Vitamin CPhytates and other inositol phosphates
Meat, chicken, fish, certain sea foodsCoffee, tea, cocoa, certain spices
Fermented vegetablesCalcium
Soy proteins
Fig. 2

Progress of Iron deficiency anemia. ID: Iron deficiency; TIBC: Total iron binding capacity

Fig. 3

How much iron at different phases

Fig. 4

Indications and contraindication of parenteral iron



  • Dietary changes alone are insufficient to correct IDA and iron supplements are necessary.2

  • Figure 3 shows the iron supplementation at different phases

  • As most women start their pregnancy with anemia or low iron stores, prevention should start even before pregnancy. As a public health approach, prolonged oral supplementation beginning before the woman becomes pregnant may be a better strategy to benefit the majority of the population.3

  • Iron supplementation to the mother during pregnancy improves perinatal outcomes, such as the baby's weight, and Hb level 3 months after birth.3

    • – Oral supplementation

  • Dose: 150 mg of elemental iron (750 mg iron salt)

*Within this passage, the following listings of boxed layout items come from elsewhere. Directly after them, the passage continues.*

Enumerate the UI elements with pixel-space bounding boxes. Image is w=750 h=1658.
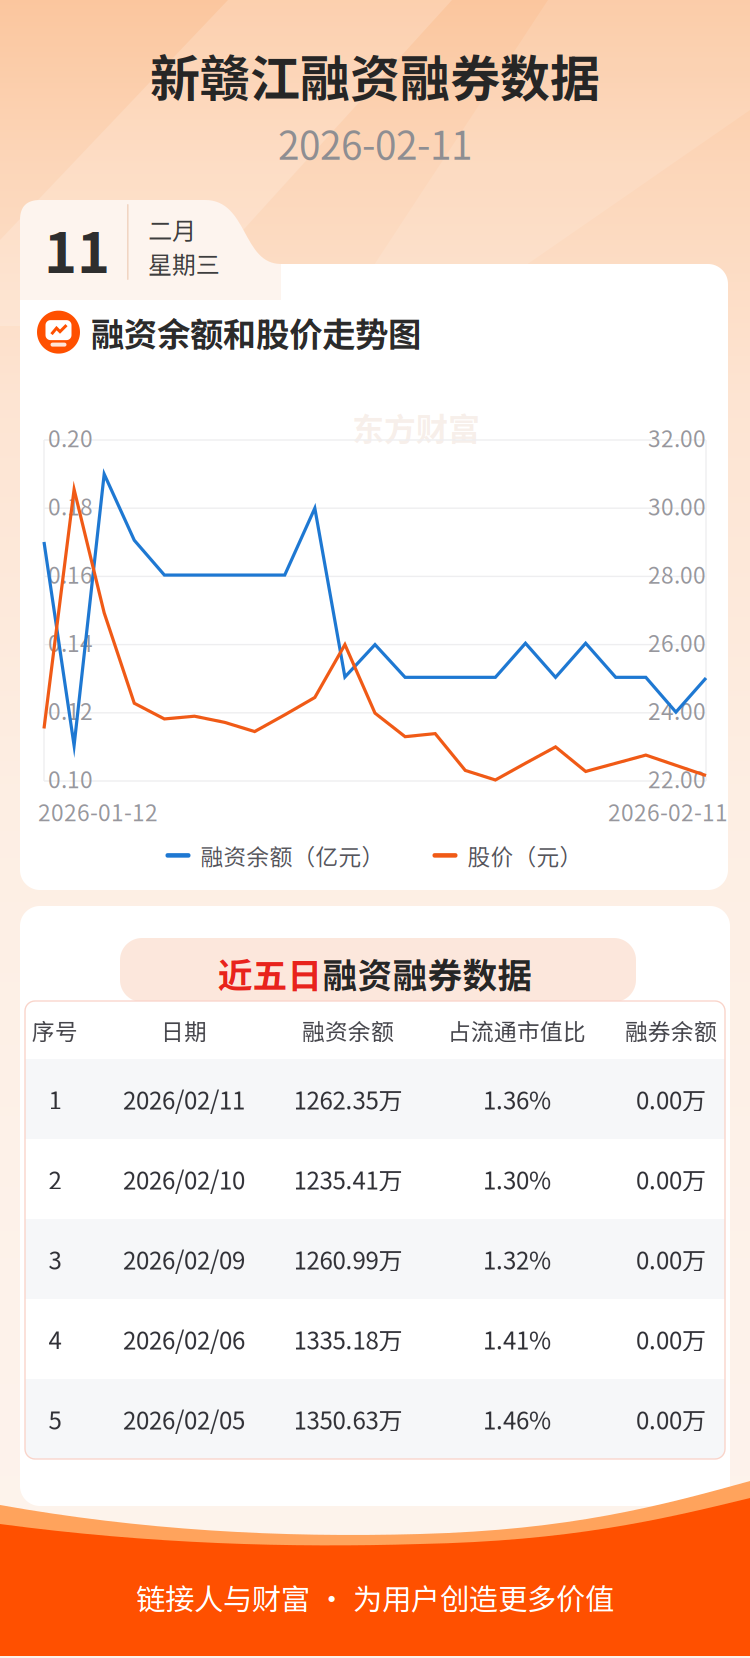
staticText: 融资余额 xyxy=(302,1014,394,1046)
staticText: 股价（元） xyxy=(468,839,582,872)
staticText: 占流通市值比 xyxy=(448,1014,586,1046)
staticText: 5 xyxy=(48,1402,62,1436)
staticText: 融资余额和股价走势图 xyxy=(91,308,421,356)
staticText: 2 xyxy=(48,1162,62,1196)
staticText: 链接人与财富 · 为用户创造更多价值 xyxy=(136,1576,614,1618)
staticText: 序号 xyxy=(32,1014,78,1046)
staticText: 0.00万 xyxy=(636,1162,706,1196)
staticText: 0.20 xyxy=(48,421,93,454)
staticText: 2026/02/11 xyxy=(123,1082,245,1116)
staticText: 0.18 xyxy=(48,489,93,522)
staticText: 0.12 xyxy=(48,694,93,727)
staticText: 1.30% xyxy=(483,1162,551,1196)
staticText: 东方财富 xyxy=(352,404,480,450)
staticText: 0.10 xyxy=(48,762,93,795)
staticText: 22.00 xyxy=(648,762,706,795)
staticText: 二月 xyxy=(148,212,196,247)
staticText: 3 xyxy=(48,1242,62,1276)
staticText: 1.46% xyxy=(483,1402,551,1436)
staticText: 2026-01-12 xyxy=(38,795,158,828)
staticText: 2026/02/05 xyxy=(123,1402,245,1436)
staticText: 0.00万 xyxy=(636,1242,706,1276)
staticText: 2026/02/06 xyxy=(123,1322,245,1356)
staticText: 28.00 xyxy=(648,557,706,590)
staticText: 2026-02-11 xyxy=(278,115,472,171)
staticText: 0.16 xyxy=(48,557,93,590)
staticText: 0.00万 xyxy=(636,1322,706,1356)
staticText: 融券余额 xyxy=(625,1014,717,1046)
staticText: 1.32% xyxy=(483,1242,551,1276)
staticText: 11 xyxy=(44,208,110,289)
staticText: 1.36% xyxy=(483,1082,551,1116)
staticText: 新赣江融资融券数据 xyxy=(150,39,600,111)
staticText: 24.00 xyxy=(648,694,706,727)
staticText: 30.00 xyxy=(648,489,706,522)
staticText: 1.41% xyxy=(483,1322,551,1356)
staticText: 1235.41万 xyxy=(294,1162,402,1196)
staticText: 融资余额（亿元） xyxy=(200,839,384,872)
staticText: 1335.18万 xyxy=(294,1322,402,1356)
staticText: 1350.63万 xyxy=(294,1402,402,1436)
staticText: 0.00万 xyxy=(636,1082,706,1116)
staticText: 2026/02/09 xyxy=(123,1242,245,1276)
staticText: 0.14 xyxy=(48,626,93,658)
staticText: 0.00万 xyxy=(636,1402,706,1436)
staticText: 1260.99万 xyxy=(294,1242,402,1276)
staticText: 2026-02-11 xyxy=(608,795,728,828)
staticText: 26.00 xyxy=(648,626,706,658)
staticText: 1262.35万 xyxy=(294,1082,402,1116)
staticText: 32.00 xyxy=(648,421,706,454)
staticText: 星期三 xyxy=(148,246,220,281)
staticText: 东方财富 xyxy=(320,1236,448,1282)
staticText: 2026/02/10 xyxy=(123,1162,245,1196)
staticText: 4 xyxy=(48,1322,62,1356)
staticText: 近五日 xyxy=(218,948,322,998)
staticText: 融资融券数据 xyxy=(322,948,532,998)
staticText: 日期 xyxy=(161,1014,207,1046)
staticText: 1 xyxy=(48,1082,62,1116)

  • Oral iron supplements are absorbed better on an empty stomach and are given in divided doses.

  • However, oral iron supplements exhibit side effects, such as heartburns, nausea, upper gastrointestinal disturbances, constipation, diarrhea, and teeth stains.

    Parenteral supplementation

    • – Blood transfusion with packed cell volume components is carried out only in emergency situations to correct severe anemia. It can restore the Hb levels rapidly within 48 hours. However, precautionary measures need to be taken in order to reduce the risk of transmission of infections, transfusion reactions (Fig. 4).


Complete eradication of IDA is not feasible but a try can help us a long way. Only supplementation is not the answer. Going to the root cause, finding out current situation and managing accordingly by available resources is the correct answer.

The World Health Organization has recognized IDA in the general population as the most debilitating nutritional deficiency worldwide, noting women to be at particularly high risk. Such a problem, if ignored and not addressed properly, can have a devastating effect on entire populations with serious consequences. The developing world is most vulnerable to IDA. Awareness of the magnitude of the IDA during pregnancy and in nonpregnant females will help health practitioners in recognizing the best methods for diagnosis and treatment, in order to overcome IDA.5 The practitioners must focus on building iron stores, increasing patient compatibility of the treatment, prophylaxis of IDA, and utilizing the resources of oral iron, IV iron, and erythropoietin injection resourcefully.